Several groups have shown that NIR spectroscopy can be used to monitor the chemical composition of composite polymers, including filler concentration, as well as certain physical properties. But they have only done this for polymer melts during production, rather than the more challenging prospect of the finished, solid polymer product. Even though the cooling and solidification process can greatly alter the polymer's physical properties.

To extend NIR spectroscopy to finished polymer composites, Carl Duchesne and his colleagues at Université Laval in Québec turned to a combination of NIR hyperspectral imaging and MIR. In NIR hyperspectral imaging, a charged coupled device and data processing software are combined with NIR spectroscopy to produce a two-dimensional image in which each pixel contains spectral data.

Duchesne and his team used NIR hyperspectral imaging to analyse composites produced from a mixture of the polymer maleic anhydride grafted polyethylene (MAPE) and the natural fibre hemp, in which the hemp concentration varied between 0% and 60%. They then used MIR to try to relate the spectral data to the hemp concentrations and to physical variations that could affect properties such as tensile strength.
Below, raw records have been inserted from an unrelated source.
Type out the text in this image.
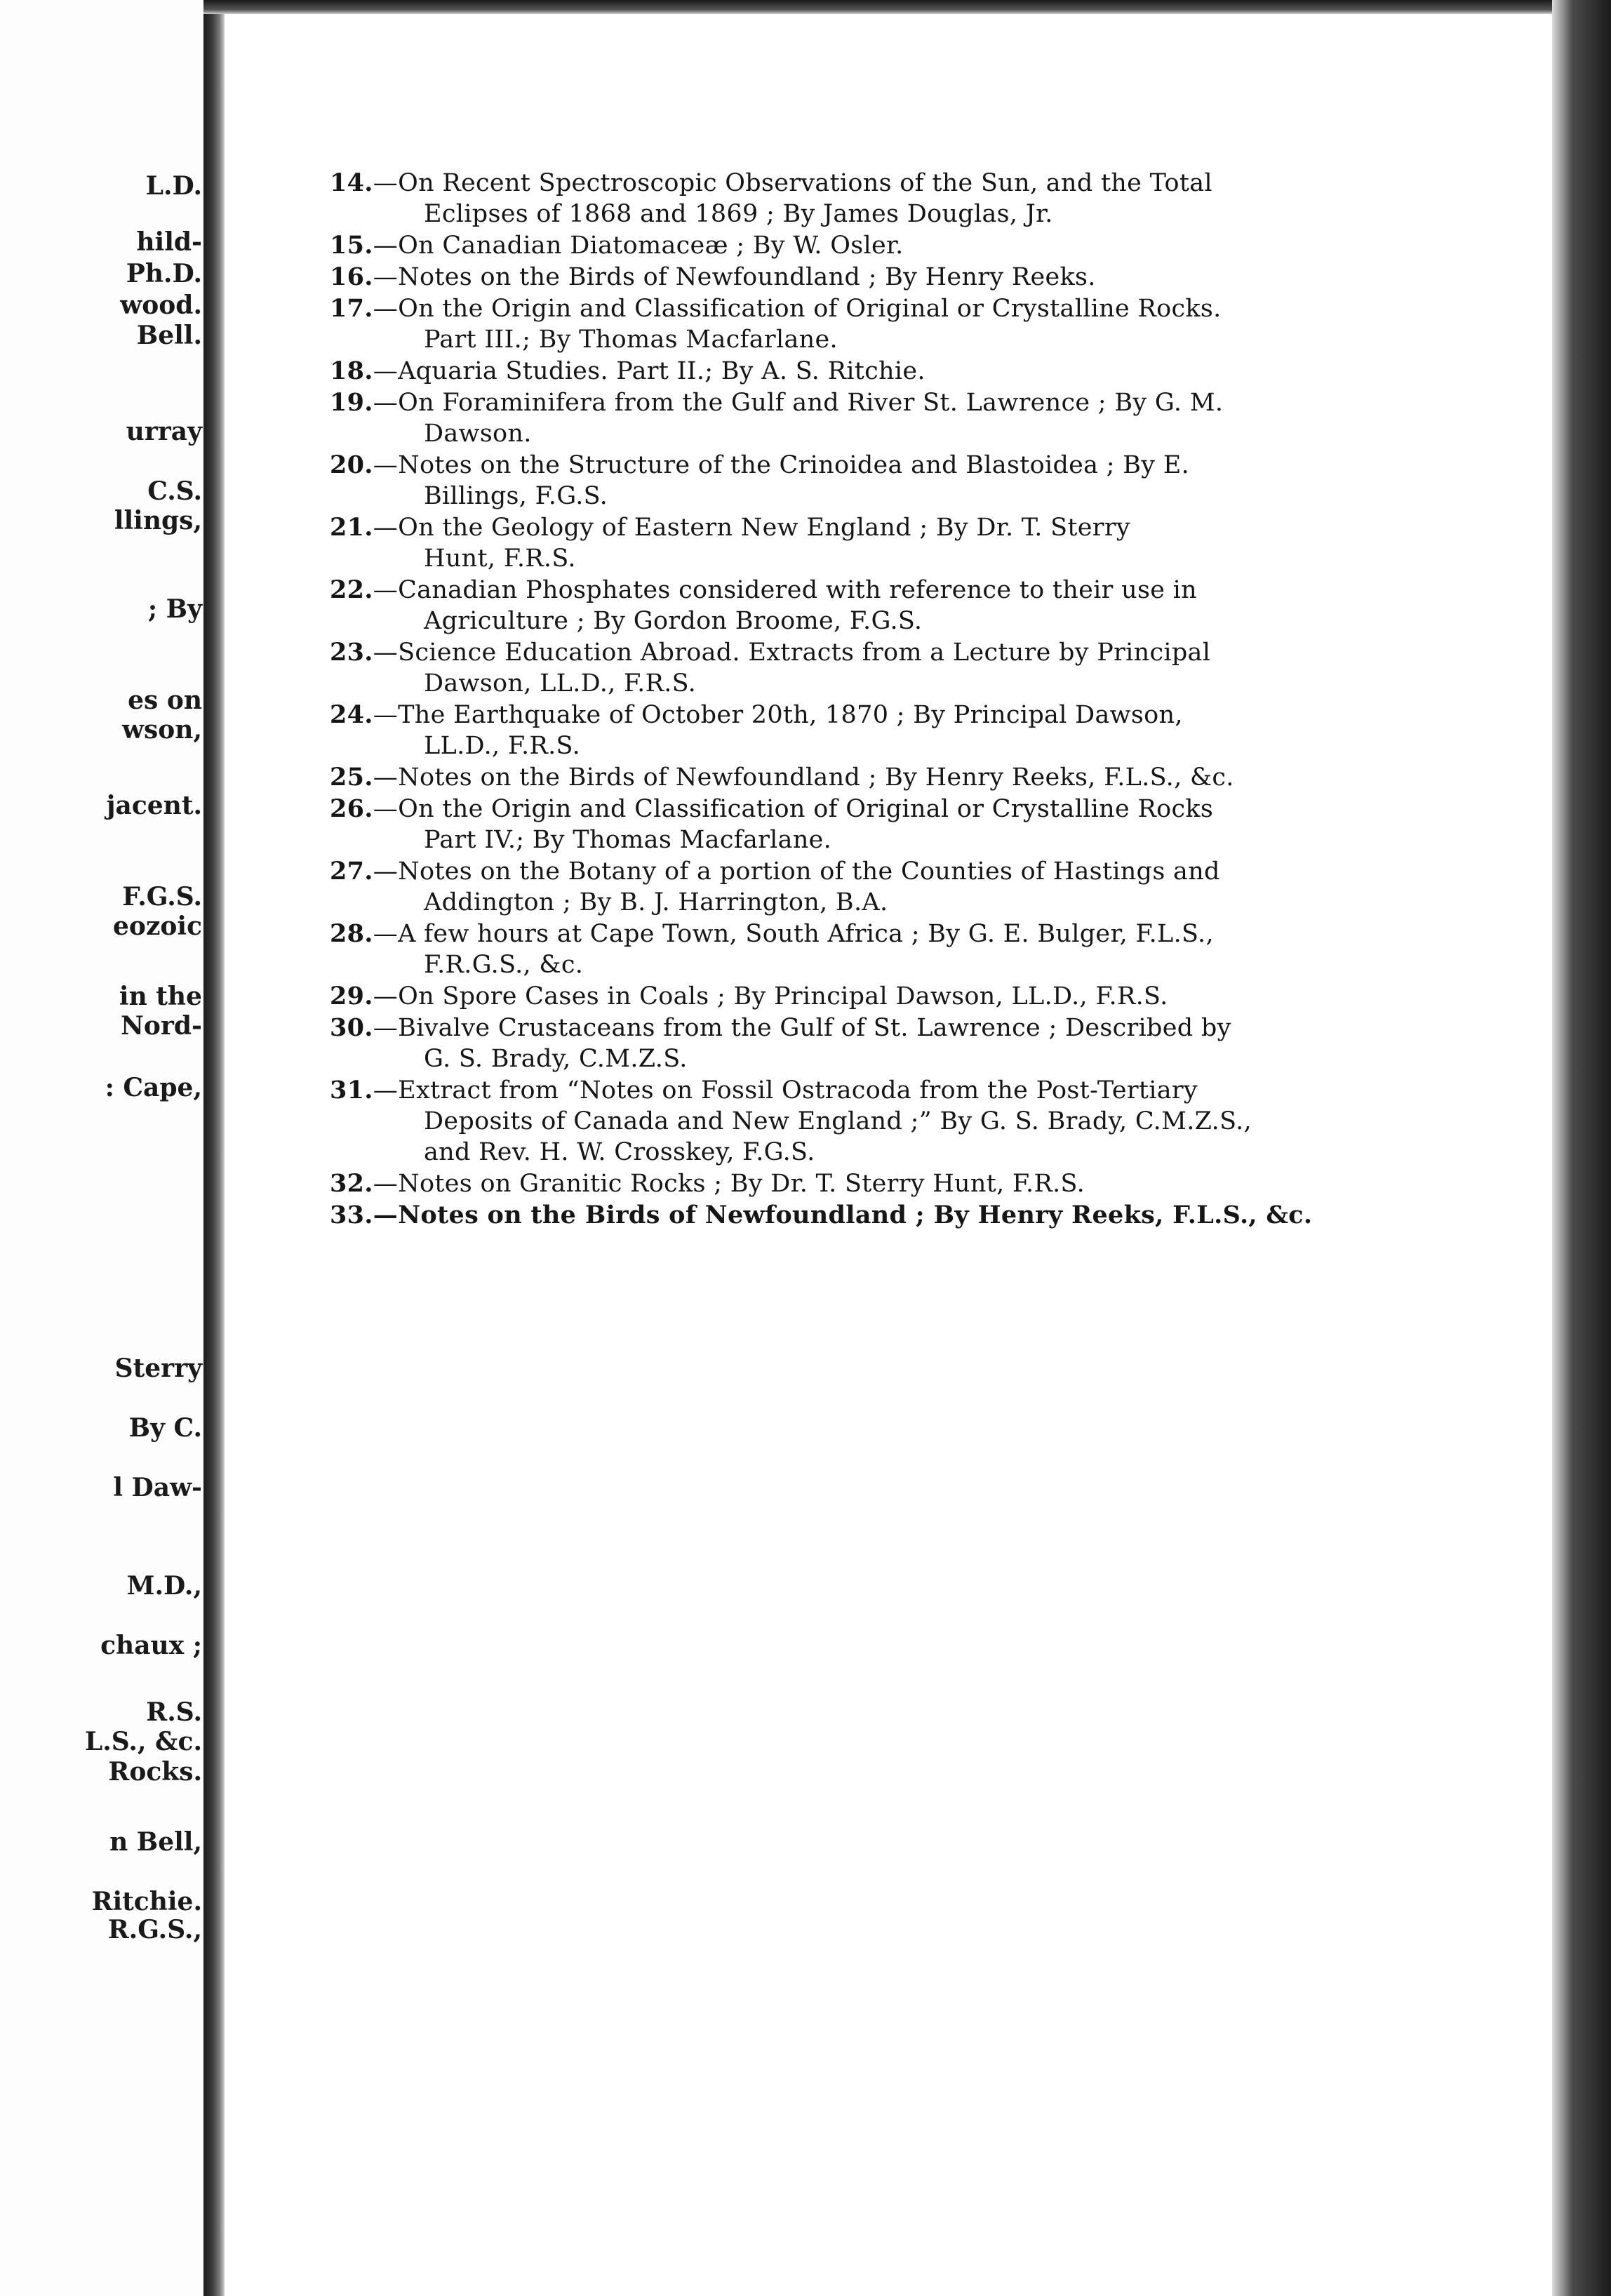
L.D.
hild-
Ph.D.
wood.
Bell.
urray
C.S.
llings,
; By
es on
wson,
jacent.
F.G.S.
eozoic
in the
Nord-
: Cape,
Sterry
By C.
l Daw-
M.D.,
chaux ;
R.S.
L.S., &c.
Rocks.
n Bell,
Ritchie.
R.G.S.,
14.—On Recent Spectroscopic Observations of the Sun, and the Total
Eclipses of 1868 and 1869 ; By James Douglas, Jr.
15.—On Canadian Diatomaceæ ; By W. Osler.
16.—Notes on the Birds of Newfoundland ; By Henry Reeks.
17.—On the Origin and Classification of Original or Crystalline Rocks.
Part III.; By Thomas Macfarlane.
18.—Aquaria Studies. Part II.; By A. S. Ritchie.
19.—On Foraminifera from the Gulf and River St. Lawrence ; By G. M.
Dawson.
20.—Notes on the Structure of the Crinoidea and Blastoidea ; By E.
Billings, F.G.S.
21.—On the Geology of Eastern New England ; By Dr. T. Sterry
Hunt, F.R.S.
22.—Canadian Phosphates considered with reference to their use in
Agriculture ; By Gordon Broome, F.G.S.
23.—Science Education Abroad. Extracts from a Lecture by Principal
Dawson, LL.D., F.R.S.
24.—The Earthquake of October 20th, 1870 ; By Principal Dawson,
LL.D., F.R.S.
25.—Notes on the Birds of Newfoundland ; By Henry Reeks, F.L.S., &c.
26.—On the Origin and Classification of Original or Crystalline Rocks
Part IV.; By Thomas Macfarlane.
27.—Notes on the Botany of a portion of the Counties of Hastings and
Addington ; By B. J. Harrington, B.A.
28.—A few hours at Cape Town, South Africa ; By G. E. Bulger, F.L.S.,
F.R.G.S., &c.
29.—On Spore Cases in Coals ; By Principal Dawson, LL.D., F.R.S.
30.—Bivalve Crustaceans from the Gulf of St. Lawrence ; Described by
G. S. Brady, C.M.Z.S.
31.—Extract from “Notes on Fossil Ostracoda from the Post-Tertiary
Deposits of Canada and New England ;” By G. S. Brady, C.M.Z.S.,
and Rev. H. W. Crosskey, F.G.S.
32.—Notes on Granitic Rocks ; By Dr. T. Sterry Hunt, F.R.S.
33.—Notes on the Birds of Newfoundland ; By Henry Reeks, F.L.S., &c.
Rather handily, MIR uncovered two main latent variables in the data: one was related to the hemp concentration, while the other was related to physical variations caused by factors such as variations in the crystallinity of MAPE and the orientation of the hemp fibres. As they report in Industrial & Engineering Chemistry Research, this meant that by creating a model based purely on these two variables, Duchesne could accurately determine the hemp concentration and physical properties of the composites. Furthermore, because they used NIR hyperspectral imaging, they could track how these concentrations and properties varied across the composite.

Duchesne is now looking to apply this technique to the real-time monitoring of polymer composite production lines and to the design of new composites with desired physical properties.